Грузчики не спеша выбирались из перевернутых столов и стульев и один за другим с грохотом спрыгивали на мостовую. Они пошли по дорожке за дом, и по обе стороны клонились невысокие цветущие кусты. Незло посмеиваясь, они протискивались мимо мальчика, и один даже шутливо дернул его за отворот куртки, словно хотел сказать: ты хоть и распоряжался нами и покрикивал, а все равно мы знаем, твое дело — сторона. Через минуту-другую они уже возвращались, а он все еще стоял на том же месте. Вещей было совсем немного, на всех не хватило. Один катил газонокосилку и на плечо взвалил лопаты, вилы и мотыги, другой нес сложенную палатку, а через руку перекинул связанные шнурками башмаки и рюкзак. Еще двое тащили гору плащей и мешок, набитый веревками. Последний шел с пустыми руками. Он наклонился и подобрал на дорожке маленькую раздавленную желтую розу — ее обломали, когда шли к сараю.
— На, держи, малыш, — сказал он, с насмешливой и дружелюбной улыбкой протягивая мальчику розу. — Спасибо за подмогу!

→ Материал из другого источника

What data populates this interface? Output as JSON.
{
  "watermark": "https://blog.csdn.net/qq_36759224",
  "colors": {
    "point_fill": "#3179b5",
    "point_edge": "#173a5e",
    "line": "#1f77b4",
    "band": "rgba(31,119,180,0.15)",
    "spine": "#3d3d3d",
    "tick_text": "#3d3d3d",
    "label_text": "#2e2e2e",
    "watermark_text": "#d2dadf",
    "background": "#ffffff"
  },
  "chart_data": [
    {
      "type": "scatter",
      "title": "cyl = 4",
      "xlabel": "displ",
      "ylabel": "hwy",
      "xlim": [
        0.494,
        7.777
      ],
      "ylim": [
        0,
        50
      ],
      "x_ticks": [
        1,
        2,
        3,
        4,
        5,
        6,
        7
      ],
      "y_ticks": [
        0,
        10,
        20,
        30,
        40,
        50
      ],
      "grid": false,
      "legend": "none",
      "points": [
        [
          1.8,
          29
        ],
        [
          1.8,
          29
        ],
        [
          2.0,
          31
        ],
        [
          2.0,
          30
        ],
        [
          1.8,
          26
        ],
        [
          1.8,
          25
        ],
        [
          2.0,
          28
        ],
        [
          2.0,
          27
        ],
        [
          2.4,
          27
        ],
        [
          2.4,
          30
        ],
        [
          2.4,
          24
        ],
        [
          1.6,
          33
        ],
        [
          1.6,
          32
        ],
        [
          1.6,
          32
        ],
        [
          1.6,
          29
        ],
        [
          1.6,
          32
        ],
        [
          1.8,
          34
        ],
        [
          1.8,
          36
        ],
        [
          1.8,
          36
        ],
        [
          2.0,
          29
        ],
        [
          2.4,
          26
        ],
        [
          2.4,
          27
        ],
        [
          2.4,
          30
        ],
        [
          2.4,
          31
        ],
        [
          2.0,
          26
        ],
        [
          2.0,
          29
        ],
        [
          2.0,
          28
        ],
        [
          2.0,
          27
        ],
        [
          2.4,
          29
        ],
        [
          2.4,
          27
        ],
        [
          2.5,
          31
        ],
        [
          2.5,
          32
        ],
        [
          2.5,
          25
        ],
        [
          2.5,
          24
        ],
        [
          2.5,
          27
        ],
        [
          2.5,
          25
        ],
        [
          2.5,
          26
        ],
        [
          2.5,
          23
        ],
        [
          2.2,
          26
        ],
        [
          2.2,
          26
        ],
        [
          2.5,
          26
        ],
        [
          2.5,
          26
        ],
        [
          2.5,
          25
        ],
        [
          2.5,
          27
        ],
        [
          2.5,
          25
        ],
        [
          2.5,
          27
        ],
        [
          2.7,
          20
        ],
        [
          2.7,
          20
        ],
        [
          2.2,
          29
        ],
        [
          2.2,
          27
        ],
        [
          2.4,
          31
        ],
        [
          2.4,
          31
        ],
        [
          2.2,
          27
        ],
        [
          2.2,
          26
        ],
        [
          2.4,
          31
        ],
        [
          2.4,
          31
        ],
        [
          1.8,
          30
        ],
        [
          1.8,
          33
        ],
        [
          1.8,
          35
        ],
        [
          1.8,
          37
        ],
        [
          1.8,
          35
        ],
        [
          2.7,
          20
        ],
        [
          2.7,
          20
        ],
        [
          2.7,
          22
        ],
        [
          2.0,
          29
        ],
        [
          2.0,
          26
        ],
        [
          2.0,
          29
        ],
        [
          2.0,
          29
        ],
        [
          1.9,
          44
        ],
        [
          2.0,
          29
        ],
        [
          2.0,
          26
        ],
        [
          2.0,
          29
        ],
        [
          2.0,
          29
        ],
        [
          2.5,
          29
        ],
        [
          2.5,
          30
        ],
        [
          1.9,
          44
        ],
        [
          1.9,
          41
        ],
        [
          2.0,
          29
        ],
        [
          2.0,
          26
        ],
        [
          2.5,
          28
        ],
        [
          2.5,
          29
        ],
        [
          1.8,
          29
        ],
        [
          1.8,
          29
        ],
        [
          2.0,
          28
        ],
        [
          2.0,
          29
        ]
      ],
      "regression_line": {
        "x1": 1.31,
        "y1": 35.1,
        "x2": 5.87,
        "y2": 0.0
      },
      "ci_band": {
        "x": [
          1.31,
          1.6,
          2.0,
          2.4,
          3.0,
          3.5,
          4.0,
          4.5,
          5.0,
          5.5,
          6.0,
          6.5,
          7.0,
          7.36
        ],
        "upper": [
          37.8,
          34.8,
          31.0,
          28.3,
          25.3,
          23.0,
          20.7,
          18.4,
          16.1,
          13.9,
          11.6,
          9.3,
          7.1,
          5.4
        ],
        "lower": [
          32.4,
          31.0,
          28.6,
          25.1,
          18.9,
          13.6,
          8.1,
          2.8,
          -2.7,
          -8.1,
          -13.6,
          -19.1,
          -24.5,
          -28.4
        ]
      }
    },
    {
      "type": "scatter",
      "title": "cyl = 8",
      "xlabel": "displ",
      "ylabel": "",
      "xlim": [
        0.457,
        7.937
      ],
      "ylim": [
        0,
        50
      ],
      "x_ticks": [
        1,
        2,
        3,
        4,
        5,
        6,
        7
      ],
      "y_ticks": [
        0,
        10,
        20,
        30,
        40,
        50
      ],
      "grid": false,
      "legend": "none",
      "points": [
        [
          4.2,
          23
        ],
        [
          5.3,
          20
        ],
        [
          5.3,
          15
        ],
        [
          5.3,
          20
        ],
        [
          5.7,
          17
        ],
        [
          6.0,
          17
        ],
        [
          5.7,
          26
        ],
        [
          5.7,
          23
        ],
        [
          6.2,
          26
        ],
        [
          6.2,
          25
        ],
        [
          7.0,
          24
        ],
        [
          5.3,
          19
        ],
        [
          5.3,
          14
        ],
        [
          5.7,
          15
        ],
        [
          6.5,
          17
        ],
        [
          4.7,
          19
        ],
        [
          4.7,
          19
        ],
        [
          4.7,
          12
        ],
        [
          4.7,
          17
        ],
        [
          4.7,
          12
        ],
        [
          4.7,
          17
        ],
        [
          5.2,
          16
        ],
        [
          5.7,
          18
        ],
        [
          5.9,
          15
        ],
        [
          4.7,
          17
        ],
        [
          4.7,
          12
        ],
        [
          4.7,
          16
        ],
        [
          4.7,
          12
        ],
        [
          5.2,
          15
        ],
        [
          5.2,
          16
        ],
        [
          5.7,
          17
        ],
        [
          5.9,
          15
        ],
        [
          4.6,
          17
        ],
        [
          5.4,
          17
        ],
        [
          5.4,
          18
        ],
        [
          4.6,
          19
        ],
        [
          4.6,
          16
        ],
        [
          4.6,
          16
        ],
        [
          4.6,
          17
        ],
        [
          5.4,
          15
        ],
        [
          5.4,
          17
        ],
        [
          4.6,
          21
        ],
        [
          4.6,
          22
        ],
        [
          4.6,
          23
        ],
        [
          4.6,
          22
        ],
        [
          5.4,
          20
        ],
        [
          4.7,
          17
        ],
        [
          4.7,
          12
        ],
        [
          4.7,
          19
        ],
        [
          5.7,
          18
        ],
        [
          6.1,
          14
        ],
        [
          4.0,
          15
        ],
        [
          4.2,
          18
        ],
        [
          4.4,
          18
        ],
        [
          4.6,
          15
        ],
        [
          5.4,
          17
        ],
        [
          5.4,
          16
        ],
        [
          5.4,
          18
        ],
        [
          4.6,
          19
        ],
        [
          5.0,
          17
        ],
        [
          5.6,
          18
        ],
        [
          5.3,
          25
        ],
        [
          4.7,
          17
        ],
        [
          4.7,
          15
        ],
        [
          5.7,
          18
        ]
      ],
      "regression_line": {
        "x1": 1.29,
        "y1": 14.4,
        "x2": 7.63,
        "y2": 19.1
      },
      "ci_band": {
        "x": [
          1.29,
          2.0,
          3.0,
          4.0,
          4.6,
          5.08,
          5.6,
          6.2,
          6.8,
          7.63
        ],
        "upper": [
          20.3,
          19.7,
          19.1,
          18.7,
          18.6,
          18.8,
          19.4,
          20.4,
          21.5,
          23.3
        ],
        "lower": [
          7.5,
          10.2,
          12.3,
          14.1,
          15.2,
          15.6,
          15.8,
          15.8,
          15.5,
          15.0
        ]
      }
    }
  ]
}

Наконец он опять прошел за дом, тут старуха затаптывала гаснущие язычки огня и, когда всё до единой искорки угасло, широким шагом направилась к сараю, заперла его, раз-другой толкнула плечом дверь, чтоб убедиться, что заперто крепко. А он смотрел на нее и диву давался. Такой сильной, решительной старухи он в жизни не встречал. Сразу видно — изгнанница, привыкла скитаться по белу свету. Обычные переезды, наверно, казались ей теперь сущими пустяками, но действовала она так, словно и не подозревала, что это и есть ее стихия. Затаптывала ли она костер, поворачивала ли ключ в замке, проверяла, хорошо ли заперта дверь, — все она делала окончательно и бесповоротно. Но вот она обернулась к мальчику, медленно провела большими руками по волосам, по груди, по жестким складкам длинной юбки, и наконец руки повисли по бокам ладонями наружу. От этого движения — долгого и словно прощального — у мальчика странно сжалось сердце. То непонятное, что их сближало, навсегда оборвалось.
— Что ж, — сказала старуха, — ты свое дело сделал. Спасибо тебе.
За последние несколько минут его благодарили второй раз. Он быстро глянул на нее, но она смотрела серьезно, насмешки в ее глазах не было. Длинные синие тени уже неторопливо перечеркивали сад с искусственными каменными горками, где вылизывала себя, примостясь между остывающих камней, белая кошка. Фургон давно уехал, издалека, из самого города донесся фабричный гудок. Мальчику казалось, он пробыл здесь долгие часы, но одно он знал твердо: хотя дом этот никогда не станет его домом, как бы долго он ни пустовал, но чтобы отсюда уйти, надо собрать все силы. А все-таки надо уходить. И остается еще кое-что прихватить с собой. Он подошел к розовому кусту и из-под колючих веток вытащил карточку. Низко наклонился, стоя спиной к старухе, потер рукавом стекло, сунул фотографию в карман куртки, потом выпрямился, постоял, поглядел в голые, незавешенные окна пустого дома. И, все еще не оборачиваясь, все не отводя взгляда от дома, сунул в петлицу желтую розу — небрежно, словно бы даже рассеянно и, однако, умело, будто взрослый, уверенный в себе улыбающийся мужчина красуется со своей бутоньеркой под восхищенными взглядами, которые шлют ему из окон. Так он стоял долгую минуту, потом все с тем же уверенным видом зашагал прочь, а старуха меж тем деловито подбирала обрывки тряпья и бумаги вокруг сарая. В его сторону она больше не посмотрела.